Dünya Savaşları molası
1912 Stockholm Olimpiyatları ilk kez beş kıtadan sporcuların katıldığı oyunlar olmuş, bu 5 kıtayı sembolize eden birbirine bağlı 5 halkanın yer aldığı Olimpiyat bayrağı ise ilk kez 1920’de Belçika’nın Antwerp kentinde yapılan Olimpiyatlarda dalgalanmıştı.
1916, 1940 ve 1944 olimpiyatları Birinci ve İkindi Dünya Savaşları nedeniyle yapılamamıştı.
Türkiye Cumhuiryeti ilk kez 1924 Paris Olimpiyatları’na, 41 sporcu ile katıldı. Osmanlı devletini oyunlarda ilk temsil eden ise 1908 Londra Olimpiyatları’nda jimnastik dalında yarışan Aleko Mulos oldu.
Birinci Dünya Savaşı sonrası ilk oyunlar 1920’de Antwerp’te yapılırken Osmanlı, Almanya, Avusturya, Macaristan ve Bulgaristan “1. Dünya Savaşı’nı çıkaran ülkeler” oldukları gerekçesiyle davet edilmedi.
İlk kadın sporculardan bugüne
1900’de Paris’te ilk kez 22 kadın atlet Olimpiyat Oyunları’na katılmıştı. O dönem kadınlar yalnızca, tenis, yelken, kroket, binicilik ve golf olmak üzere 5 kategoride yarışabiliyordu.
1900’de kadın sporcuların oranı yüzde 2’de kalmıştı. 40 yıl önce Los Angeles’ta düzenlenen Olimpiyatlarda yüzde 23 olan bu oran 2020 Tokyo oyunlarında yüzde 48’e çıktı. Bugünse 2024 Olimpiyatlarında 5 bin 250 kadın atlet yarışacak, tarihte ilk kez kadın-erkek sporcu sayısı eşit olacak.

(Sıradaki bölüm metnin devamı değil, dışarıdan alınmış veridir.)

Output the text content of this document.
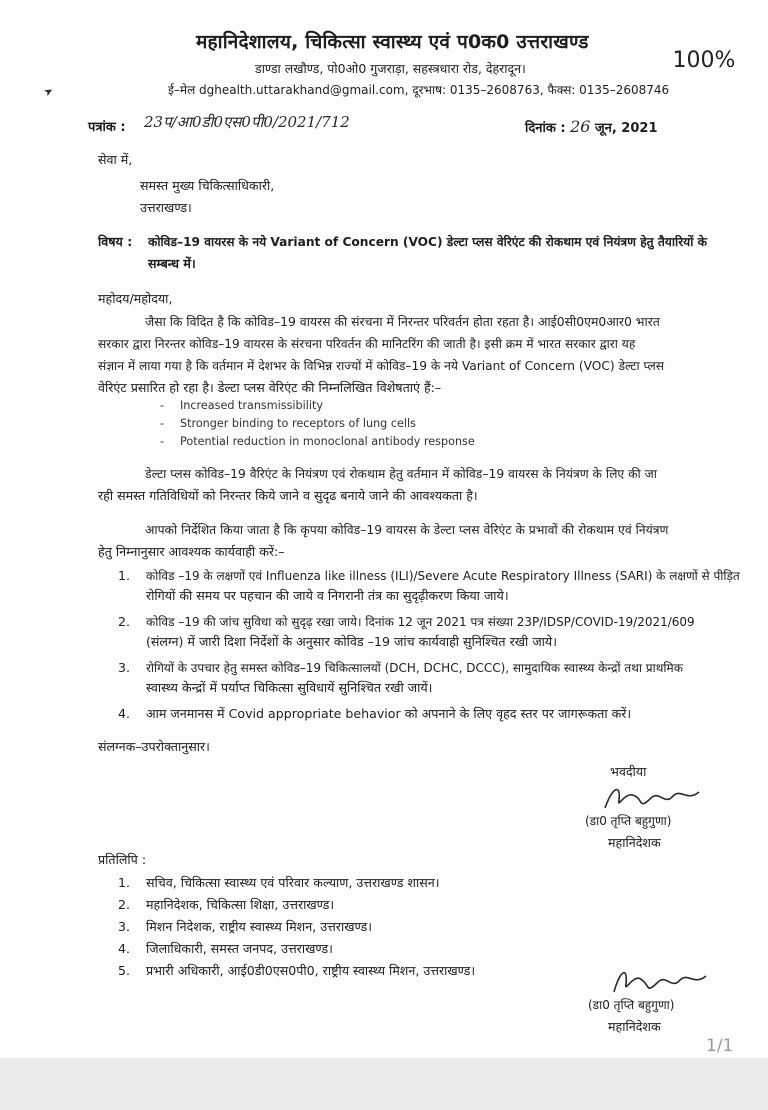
महानिदेशालय, चिकित्सा स्वास्थ्य एवं प0क0 उत्तराखण्ड
डाण्डा लखौण्ड, पो0ओ0 गुजराड़ा, सहस्त्रधारा रोड, देहरादून।
ई–मेल dghealth.uttarakhand@gmail.com, दूरभाष: 0135–2608763, फैक्स: 0135–2608746
➤
पत्रांक : 23प/आ0डी0एस0पी0/2021/712	दिनांक : 26 जून, 2021
सेवा में,
समस्त मुख्य चिकित्साधिकारी,
उत्तराखण्ड।
विषय : कोविड–19 वायरस के नये Variant of Concern (VOC) डेल्टा प्लस वेरिएंट की रोकथाम एवं नियंत्रण हेतु तैयारियों के
सम्बन्ध में।
महोदय/महोदया,
जैसा कि विदित है कि कोविड–19 वायरस की संरचना में निरन्तर परिवर्तन होता रहता है। आई0सी0एम0आर0 भारत
सरकार द्वारा निरन्तर कोविड–19 वायरस के संरचना परिवर्तन की मानिटरिंग की जाती है। इसी क्रम में भारत सरकार द्वारा यह
संज्ञान में लाया गया है कि वर्तमान में देशभर के विभिन्न राज्यों में कोविड–19 के नये Variant of Concern (VOC) डेल्टा प्लस
वेरिएंट प्रसारित हो रहा है। डेल्टा प्लस वेरिएंट की निम्नलिखित विशेषताएं हैं:–
- Increased transmissibility
- Stronger binding to receptors of lung cells
- Potential reduction in monoclonal antibody response
डेल्टा प्लस कोविड–19 वैरिएंट के नियंत्रण एवं रोकथाम हेतु वर्तमान में कोविड–19 वायरस के नियंत्रण के लिए की जा
रही समस्त गतिविधियों को निरन्तर किये जाने व सुदृढ बनाये जाने की आवश्यकता है।
आपको निर्देशित किया जाता है कि कृपया कोविड–19 वायरस के डेल्टा प्लस वेरिएंट के प्रभावों की रोकथाम एवं नियंत्रण
हेतु निम्नानुसार आवश्यक कार्यवाही करें:–
1.	कोविड –19 के लक्षणों एवं Influenza like illness (ILI)/Severe Acute Respiratory Illness (SARI) के लक्षणों से पीड़ित
रोगियों की समय पर पहचान की जाये व निगरानी तंत्र का सुदृढ़ीकरण किया जाये।
2.	कोविड –19 की जांच सुविधा को सुदृढ़ रखा जाये। दिनांक 12 जून 2021 पत्र संख्या 23P/IDSP/COVID-19/2021/609
(संलग्न) में जारी दिशा निर्देशों के अनुसार कोविड –19 जांच कार्यवाही सुनिश्चित रखी जाये।
3.	रोगियों के उपचार हेतु समस्त कोविड–19 चिकित्सालयों (DCH, DCHC, DCCC), सामुदायिक स्वास्थ्य केन्द्रों तथा प्राथमिक
स्वास्थ्य केन्द्रों में पर्याप्त चिकित्सा सुविधायें सुनिश्चित रखी जायें।
4.	आम जनमानस में Covid appropriate behavior को अपनाने के लिए वृहद स्तर पर जागरूकता करें।
संलग्नक–उपरोक्तानुसार।
भवदीया
(डा0 तृप्ति बहुगुणा)
महानिदेशक
प्रतिलिपि :
1.	सचिव, चिकित्सा स्वास्थ्य एवं परिवार कल्याण, उत्तराखण्ड शासन।
2.	महानिदेशक, चिकित्सा शिक्षा, उत्तराखण्ड।
3.	मिशन निदेशक, राष्ट्रीय स्वास्थ्य मिशन, उत्तराखण्ड।
4.	जिलाधिकारी, समस्त जनपद, उत्तराखण्ड।
5.	प्रभारी अधिकारी, आई0डी0एस0पी0, राष्ट्रीय स्वास्थ्य मिशन, उत्तराखण्ड।
(डा0 तृप्ति बहुगुणा)
महानिदेशक
100%
1/1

2024 Paris Olimpiyatları’nda da altı çizilen ekolojik sorumluluk, ilk kez 2012 Londra Olimpiyatları’nda gündeme gelmişti. Fransız organizatörler bu senekinin, en düşük karbon ayak izine sahip, ‘en yeşil’ Olimpiyatlar olacağını iddia ediyor.

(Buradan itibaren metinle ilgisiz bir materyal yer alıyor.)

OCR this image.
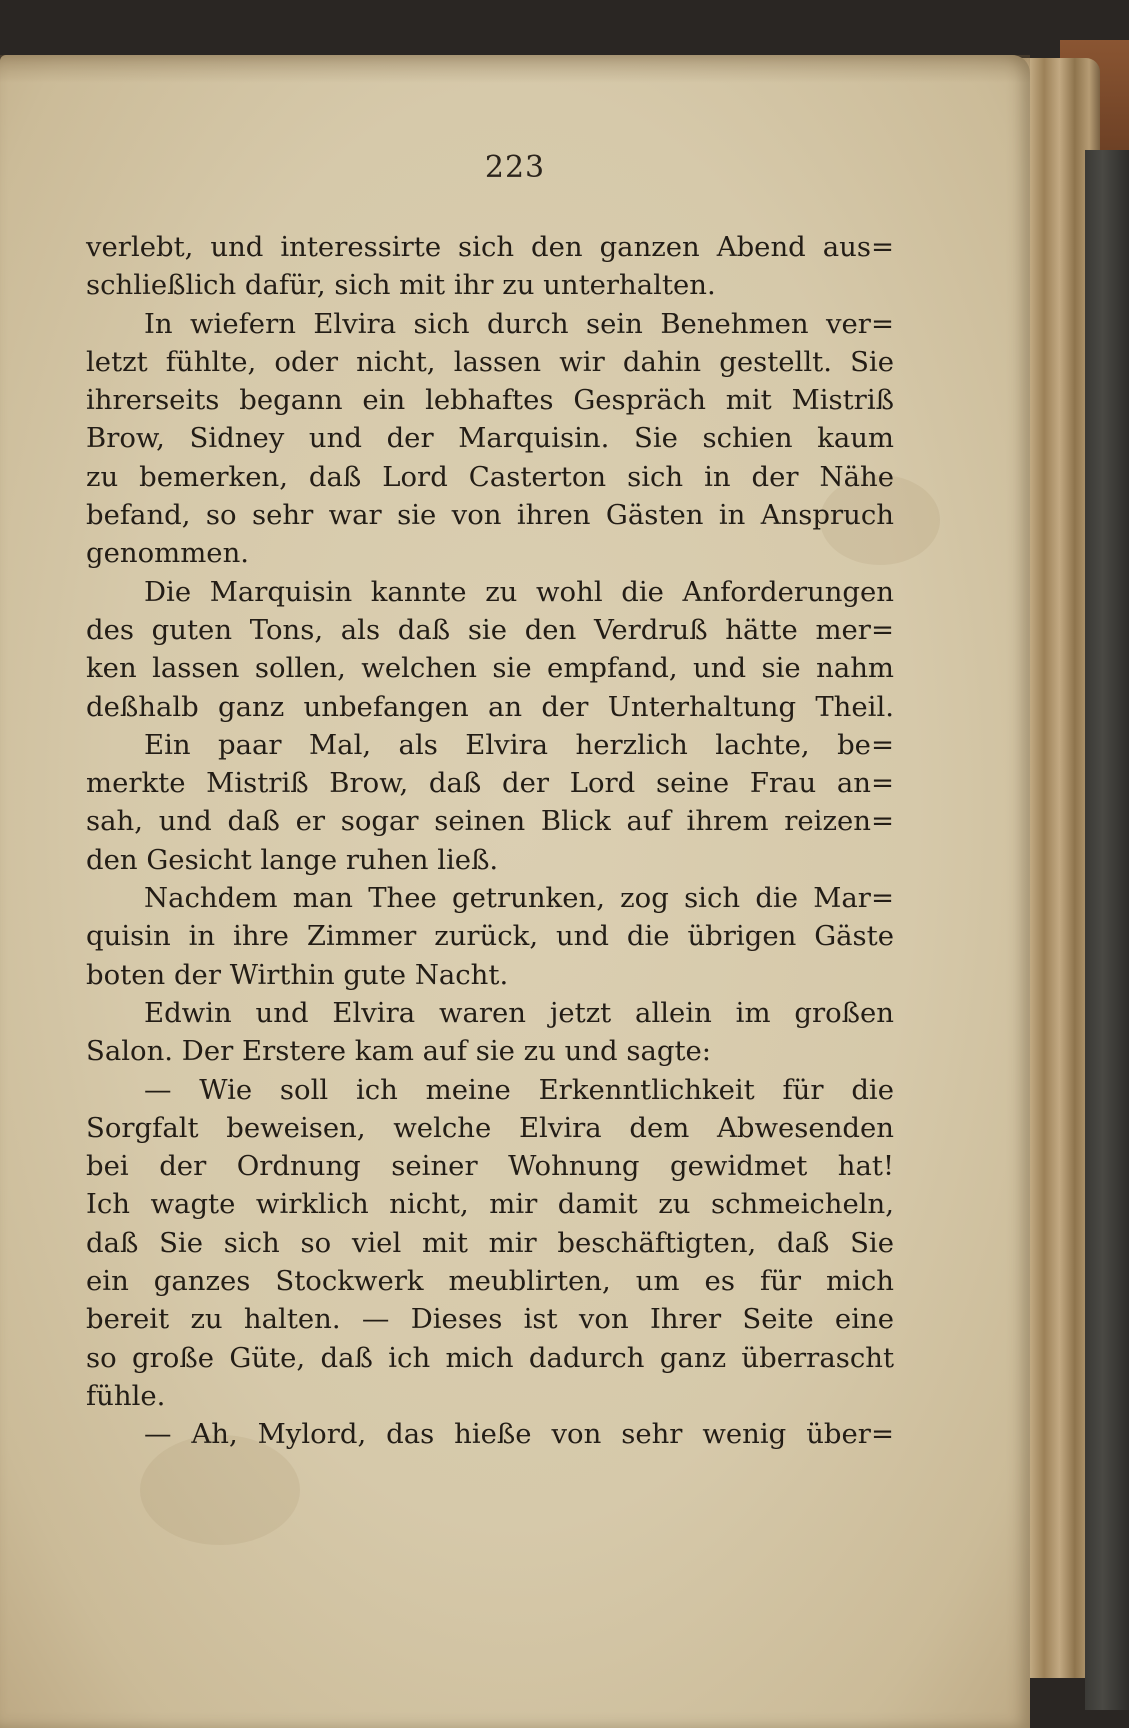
223
verlebt, und interessirte sich den ganzen Abend aus=
schließlich dafür, sich mit ihr zu unterhalten.
In wiefern Elvira sich durch sein Benehmen ver=
letzt fühlte, oder nicht, lassen wir dahin gestellt. Sie
ihrerseits begann ein lebhaftes Gespräch mit Mistriß
Brow, Sidney und der Marquisin. Sie schien kaum
zu bemerken, daß Lord Casterton sich in der Nähe
befand, so sehr war sie von ihren Gästen in Anspruch
genommen.
Die Marquisin kannte zu wohl die Anforderungen
des guten Tons, als daß sie den Verdruß hätte mer=
ken lassen sollen, welchen sie empfand, und sie nahm
deßhalb ganz unbefangen an der Unterhaltung Theil.
Ein paar Mal, als Elvira herzlich lachte, be=
merkte Mistriß Brow, daß der Lord seine Frau an=
sah, und daß er sogar seinen Blick auf ihrem reizen=
den Gesicht lange ruhen ließ.
Nachdem man Thee getrunken, zog sich die Mar=
quisin in ihre Zimmer zurück, und die übrigen Gäste
boten der Wirthin gute Nacht.
Edwin und Elvira waren jetzt allein im großen
Salon. Der Erstere kam auf sie zu und sagte:
— Wie soll ich meine Erkenntlichkeit für die
Sorgfalt beweisen, welche Elvira dem Abwesenden
bei der Ordnung seiner Wohnung gewidmet hat!
Ich wagte wirklich nicht, mir damit zu schmeicheln,
daß Sie sich so viel mit mir beschäftigten, daß Sie
ein ganzes Stockwerk meublirten, um es für mich
bereit zu halten. — Dieses ist von Ihrer Seite eine
so große Güte, daß ich mich dadurch ganz überrascht
fühle.
— Ah, Mylord, das hieße von sehr wenig über=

Paris’te 8 Eylül’e kadar sürecek “Olimpizm: Bir Dünya Tarihi” sergisi, ‘Modern Olimpiyatların doğuşu’ (1895-1916), ‘Rakip milliyetçiliklerin çağı’ (1916-1944), ‘Soğuk Savaş’ın başlangıcı ve sömürgecilikten kurtulma’ (1944-1968), ‘Çok kutuplu bir dünyanın ortaya çıkışı’ (1968-1988), ‘Yeni bir Olimpiyat yüzyılının doğuşu’ (1988-2008) ve ‘Olimpiyatların modern dünyaya uyumu ve geleceği’ (2008-2024) başlıklarına odaklanıyor.
Sergide, “Stadyumlar sadece bir spor sahası değil, aynı zamanda toplumlarımızın geleceğine dair birbiriyle yarışan vizyonların tüm dünyanın görebileceği şekilde hayata geçirildiği bir platformdur” deniliyor. 2024 Yaz Olimpiyat Oyunları da spor müsabakalarının yanı sıra bu açıdan da merakla bekleniyor.